チュートリアル:CData BizTalk Adapter for BASE を使用して Updategram を実行する

Jerod Johnson
Jerod Johnson
Director, Technology Evangelism
BASE 用アダプターを使用して Updategram を実行し、BASE からのレスポンスをファイルに書き込むシンプルなアプリケーションを作成します。

CData BizTalk Adapter for BASE を使用すると、BizTalk でBASE のデータに対して SQL コマンド、Updategram、ストアドプロシージャを実行できます。この記事では、Updategram を使用してBASE のデータを挿入するアプリケーションの作成手順を説明します。

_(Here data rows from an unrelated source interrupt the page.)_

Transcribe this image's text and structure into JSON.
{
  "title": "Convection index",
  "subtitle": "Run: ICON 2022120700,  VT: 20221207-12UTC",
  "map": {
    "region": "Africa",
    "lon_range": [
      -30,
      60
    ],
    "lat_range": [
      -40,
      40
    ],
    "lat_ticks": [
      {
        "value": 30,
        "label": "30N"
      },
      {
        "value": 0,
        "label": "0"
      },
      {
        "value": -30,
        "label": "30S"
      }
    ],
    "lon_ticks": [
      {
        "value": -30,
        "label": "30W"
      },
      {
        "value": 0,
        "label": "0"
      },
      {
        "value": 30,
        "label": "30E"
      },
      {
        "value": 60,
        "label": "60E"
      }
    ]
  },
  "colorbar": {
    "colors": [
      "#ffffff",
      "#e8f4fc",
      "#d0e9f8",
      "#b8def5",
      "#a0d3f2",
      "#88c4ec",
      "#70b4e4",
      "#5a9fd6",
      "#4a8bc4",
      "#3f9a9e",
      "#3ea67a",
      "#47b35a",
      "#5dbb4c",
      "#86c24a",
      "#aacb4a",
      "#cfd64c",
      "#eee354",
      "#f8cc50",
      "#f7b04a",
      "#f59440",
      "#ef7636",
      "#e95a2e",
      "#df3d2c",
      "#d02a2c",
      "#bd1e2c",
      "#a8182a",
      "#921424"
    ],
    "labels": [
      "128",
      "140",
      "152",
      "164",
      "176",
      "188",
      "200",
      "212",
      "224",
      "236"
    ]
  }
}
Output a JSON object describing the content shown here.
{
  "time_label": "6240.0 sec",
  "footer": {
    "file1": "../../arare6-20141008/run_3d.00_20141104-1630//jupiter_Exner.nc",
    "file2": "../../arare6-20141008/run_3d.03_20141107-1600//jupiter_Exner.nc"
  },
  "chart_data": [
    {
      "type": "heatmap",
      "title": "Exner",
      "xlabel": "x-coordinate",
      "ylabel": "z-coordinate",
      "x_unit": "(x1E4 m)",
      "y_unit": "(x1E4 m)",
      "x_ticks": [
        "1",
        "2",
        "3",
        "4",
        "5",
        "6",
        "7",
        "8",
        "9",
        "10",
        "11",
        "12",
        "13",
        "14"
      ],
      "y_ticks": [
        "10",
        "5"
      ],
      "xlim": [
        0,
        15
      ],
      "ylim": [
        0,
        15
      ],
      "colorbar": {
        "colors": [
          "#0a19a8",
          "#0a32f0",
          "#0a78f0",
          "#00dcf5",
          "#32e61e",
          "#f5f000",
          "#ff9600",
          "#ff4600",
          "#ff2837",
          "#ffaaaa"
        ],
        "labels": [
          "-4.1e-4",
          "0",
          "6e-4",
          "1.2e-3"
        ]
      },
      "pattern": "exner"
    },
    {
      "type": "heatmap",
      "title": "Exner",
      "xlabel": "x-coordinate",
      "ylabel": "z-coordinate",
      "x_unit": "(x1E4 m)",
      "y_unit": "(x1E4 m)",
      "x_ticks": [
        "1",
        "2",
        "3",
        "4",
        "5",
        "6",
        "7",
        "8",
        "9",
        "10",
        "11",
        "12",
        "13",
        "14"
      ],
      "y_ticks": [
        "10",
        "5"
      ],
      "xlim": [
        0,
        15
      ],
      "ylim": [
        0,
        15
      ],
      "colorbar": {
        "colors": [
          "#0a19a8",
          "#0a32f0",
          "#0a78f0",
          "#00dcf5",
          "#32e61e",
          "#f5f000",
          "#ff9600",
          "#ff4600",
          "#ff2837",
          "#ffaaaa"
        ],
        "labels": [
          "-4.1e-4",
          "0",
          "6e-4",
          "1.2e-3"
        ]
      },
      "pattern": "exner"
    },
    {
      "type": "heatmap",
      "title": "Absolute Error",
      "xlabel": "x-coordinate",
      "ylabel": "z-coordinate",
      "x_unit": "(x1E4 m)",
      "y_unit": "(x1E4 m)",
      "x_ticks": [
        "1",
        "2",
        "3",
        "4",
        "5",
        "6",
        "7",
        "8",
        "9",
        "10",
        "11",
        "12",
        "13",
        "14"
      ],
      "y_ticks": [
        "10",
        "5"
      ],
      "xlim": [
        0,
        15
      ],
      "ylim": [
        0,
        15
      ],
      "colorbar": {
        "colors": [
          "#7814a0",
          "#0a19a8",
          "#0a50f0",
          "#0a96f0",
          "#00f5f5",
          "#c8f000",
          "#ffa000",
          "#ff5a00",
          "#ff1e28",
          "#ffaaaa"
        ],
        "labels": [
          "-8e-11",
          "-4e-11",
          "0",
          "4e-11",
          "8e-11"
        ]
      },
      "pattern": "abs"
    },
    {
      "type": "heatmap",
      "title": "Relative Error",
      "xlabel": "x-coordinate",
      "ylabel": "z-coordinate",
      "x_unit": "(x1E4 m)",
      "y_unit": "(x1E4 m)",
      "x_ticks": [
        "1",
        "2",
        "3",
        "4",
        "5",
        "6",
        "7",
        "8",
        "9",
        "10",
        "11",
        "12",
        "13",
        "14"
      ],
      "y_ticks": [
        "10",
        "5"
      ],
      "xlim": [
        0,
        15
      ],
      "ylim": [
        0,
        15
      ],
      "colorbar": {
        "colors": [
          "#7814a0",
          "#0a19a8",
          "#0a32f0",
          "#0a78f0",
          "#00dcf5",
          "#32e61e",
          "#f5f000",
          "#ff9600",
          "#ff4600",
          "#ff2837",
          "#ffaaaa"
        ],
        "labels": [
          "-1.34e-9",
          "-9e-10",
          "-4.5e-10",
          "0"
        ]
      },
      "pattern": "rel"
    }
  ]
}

  1. One-Way File Receive Location が Updategram を含む XML ドキュメントを取得します。
  2. ドキュメントは、アダプター用に構成された Solicit-Response Send Port にルーティングされます。
  3. アダプターがコマンドを実行します。Insert の結果には、新しいレコードの Id と影響を受けた行数が含まれます。
  4. BASE からのレスポンスは One-Way File Send Port にルーティングされ、BizTalk メッセージがファイルに書き込まれます。

サンプルアプリケーションの作成

以下のセクションで、サンプルアプリケーションの作成手順を説明します:

  1. スキーマと Updategram インスタンスの生成
  2. Receive Port の構成
  3. File Receive Location の構成
  4. Solicit-Response Send Port でのアダプター構成
  5. File Send Port の構成
  6. BizTalk メッセージをアプリケーションにルーティングするフィルターの作成
  7. Location と Port を Enlist および Enable する
  8. アプリケーションログの表示

スキーマと Updategram インスタンスの生成

Visual Studio のウィザードを使用して、スキーマと Updategram インスタンスを生成できます:

  1. アダプターをプロジェクトに追加する
  2. Insert スキーマを生成する
  3. Updategram インスタンスを生成する

アダプターをプロジェクトに追加する

Add Adapter ウィザードを使用して、プロジェクトにアダプターを追加します。アダプターを使用して、挿入したいテーブル(例:"Customers, Orders")に関するメタデータを BASE に問い合わせます。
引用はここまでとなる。